[Gluster-users] Replica 3 volume with forced quorum 1 fault tolerance and recovery

Tue Dec 1 12:09:23 UTC 2020

It seems that consistency of replica 3 volume with quorum forced to 1 becomes
broken after a few forced volume restarts initiated after 2 brick failures.
At least it breaks GFAPI clients, and even volume restart doesn't help.

Volume setup is:

Volume Name: test0
Type: Replicate
Volume ID: 919352fb-15d8-49cb-b94c-c106ac68f072
Status: Started
Snapshot Count: 0
Number of Bricks: 1 x 3 = 3
Transport-type: tcp
Bricks:
Brick1: 192.168.1.112:/glusterfs/test0-000
Brick2: 192.168.1.112:/glusterfs/test0-001
Brick3: 192.168.1.112:/glusterfs/test0-002
Options Reconfigured:
cluster.quorum-count: 1
cluster.quorum-type: fixed
cluster.granular-entry-heal: on
storage.fips-mode-rchecksum: on
transport.address-family: inet
nfs.disable: on
performance.client-io-threads: off

Client is fio with the following options:

[global]
name=write
filename=testfile
ioengine=gfapi_async
volume=test0
brick=localhost
create_on_open=1
rw=randwrite
direct=1
numjobs=1
time_based=1
runtime=600

[test-4-kbytes]
bs=4k
size=1G
iodepth=128

How to reproduce:

0) start the volume;
1) run fio;
2) run 'gluster volume status', select 2 arbitrary brick processes
    and kill them;
3) make sure fio is OK;
4) wait a few seconds, then issue 'gluster volume start [VOL] force'
    to restart bricks, and finally issue 'gluster volume status' again
    to check whether all bricks are running;
5) restart from 2).

This is likely to work for a few times but, sooner or later, it breaks
at 3) and fio detects an I/O error, most probably EIO or ENOTCONN. Starting
from this point, killing and restarting fio yields in error in glfs_creat(),
and even the manual volume restart doesn't help.

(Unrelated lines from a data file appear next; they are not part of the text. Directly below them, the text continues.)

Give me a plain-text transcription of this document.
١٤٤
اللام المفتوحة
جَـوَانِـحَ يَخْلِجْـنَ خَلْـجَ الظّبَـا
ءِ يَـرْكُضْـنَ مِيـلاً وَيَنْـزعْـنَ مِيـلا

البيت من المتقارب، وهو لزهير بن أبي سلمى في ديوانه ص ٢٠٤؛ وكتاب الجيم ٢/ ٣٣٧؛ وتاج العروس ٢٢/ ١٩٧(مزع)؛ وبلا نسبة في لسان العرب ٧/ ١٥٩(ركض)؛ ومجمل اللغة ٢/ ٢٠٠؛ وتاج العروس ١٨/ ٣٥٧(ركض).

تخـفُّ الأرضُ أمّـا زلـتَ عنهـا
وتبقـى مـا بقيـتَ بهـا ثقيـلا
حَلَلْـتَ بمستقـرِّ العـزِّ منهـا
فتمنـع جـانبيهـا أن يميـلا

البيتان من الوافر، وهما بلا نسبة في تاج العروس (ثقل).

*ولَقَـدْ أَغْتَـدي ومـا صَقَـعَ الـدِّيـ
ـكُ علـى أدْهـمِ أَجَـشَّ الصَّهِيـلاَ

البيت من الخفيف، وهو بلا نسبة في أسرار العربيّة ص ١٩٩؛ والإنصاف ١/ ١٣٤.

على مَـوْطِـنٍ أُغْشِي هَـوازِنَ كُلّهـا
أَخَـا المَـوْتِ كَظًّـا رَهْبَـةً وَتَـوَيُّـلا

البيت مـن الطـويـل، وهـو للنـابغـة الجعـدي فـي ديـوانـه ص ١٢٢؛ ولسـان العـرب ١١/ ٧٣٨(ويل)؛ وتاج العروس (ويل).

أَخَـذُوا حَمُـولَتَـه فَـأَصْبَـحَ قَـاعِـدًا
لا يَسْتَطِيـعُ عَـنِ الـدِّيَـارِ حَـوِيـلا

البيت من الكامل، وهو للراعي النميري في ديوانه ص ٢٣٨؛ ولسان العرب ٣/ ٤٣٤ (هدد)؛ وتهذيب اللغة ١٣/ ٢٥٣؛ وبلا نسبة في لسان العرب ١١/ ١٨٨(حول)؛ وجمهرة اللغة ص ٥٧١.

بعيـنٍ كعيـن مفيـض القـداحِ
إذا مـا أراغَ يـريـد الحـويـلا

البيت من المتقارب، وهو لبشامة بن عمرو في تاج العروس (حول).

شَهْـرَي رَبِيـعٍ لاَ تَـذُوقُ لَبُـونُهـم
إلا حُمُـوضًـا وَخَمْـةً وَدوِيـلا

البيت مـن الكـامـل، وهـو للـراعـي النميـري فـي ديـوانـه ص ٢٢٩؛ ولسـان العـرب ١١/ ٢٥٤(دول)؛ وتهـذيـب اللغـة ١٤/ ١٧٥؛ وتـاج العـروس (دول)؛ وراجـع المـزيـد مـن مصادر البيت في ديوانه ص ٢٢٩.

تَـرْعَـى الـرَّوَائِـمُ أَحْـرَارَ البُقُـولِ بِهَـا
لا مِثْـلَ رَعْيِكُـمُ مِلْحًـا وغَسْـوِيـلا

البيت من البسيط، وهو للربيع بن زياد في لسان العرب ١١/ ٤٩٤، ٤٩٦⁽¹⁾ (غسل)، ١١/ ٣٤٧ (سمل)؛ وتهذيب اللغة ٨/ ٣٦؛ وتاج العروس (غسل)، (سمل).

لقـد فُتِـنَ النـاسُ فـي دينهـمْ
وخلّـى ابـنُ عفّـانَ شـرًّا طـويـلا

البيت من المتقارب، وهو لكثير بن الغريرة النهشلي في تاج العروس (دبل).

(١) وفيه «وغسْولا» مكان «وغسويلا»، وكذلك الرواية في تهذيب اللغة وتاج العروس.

NOTE: as of 7914c6147adaf3ef32804519ced850168fff1711, fio's gfapi_async
engine is still incomplete and _silently ignores I/O errors_. Currently
I'm using the following tweak to detect and report them (YMMV, consider
experimental):

diff --git a/engines/glusterfs_async.c b/engines/glusterfs_async.c
index 0392ad6e..27ebb6f1 100644
--- a/engines/glusterfs_async.c
+++ b/engines/glusterfs_async.c
@@ -7,6 +7,7 @@
  #include "gfapi.h"
  #define NOT_YET 1
  struct fio_gf_iou {
+	struct thread_data *td;
  	struct io_u *io_u;
  	int io_complete;
  };
@@ -80,6 +81,7 @@ static int fio_gf_io_u_init(struct thread_data *td, struct io_u *io_u)
      }
      io->io_complete = 0;
      io->io_u = io_u;
+    io->td = td;
      io_u->engine_data = io;
  	return 0;
  }
@@ -95,7 +97,20 @@ static void gf_async_cb(glfs_fd_t * fd, ssize_t ret, void *data)
  	struct fio_gf_iou *iou = io_u->engine_data;

  	dprint(FD_IO, "%s ret %zd\n", __FUNCTION__, ret);
-	iou->io_complete = 1;
+	if (ret != io_u->xfer_buflen) {
+		if (ret >= 0) {
+			io_u->resid = io_u->xfer_buflen - ret;
+			io_u->error = 0;
+			iou->io_complete = 1;
+		} else
+			io_u->error = errno;
+	}
+
+	if (io_u->error) {
+		log_err("IO failed (%s).\n", strerror(io_u->error));
+		td_verror(iou->td, io_u->error, "xfer");
+	} else
+		iou->io_complete = 1;
  }

  static enum fio_q_status fio_gf_async_queue(struct thread_data fio_unused * td,

--

Dmitry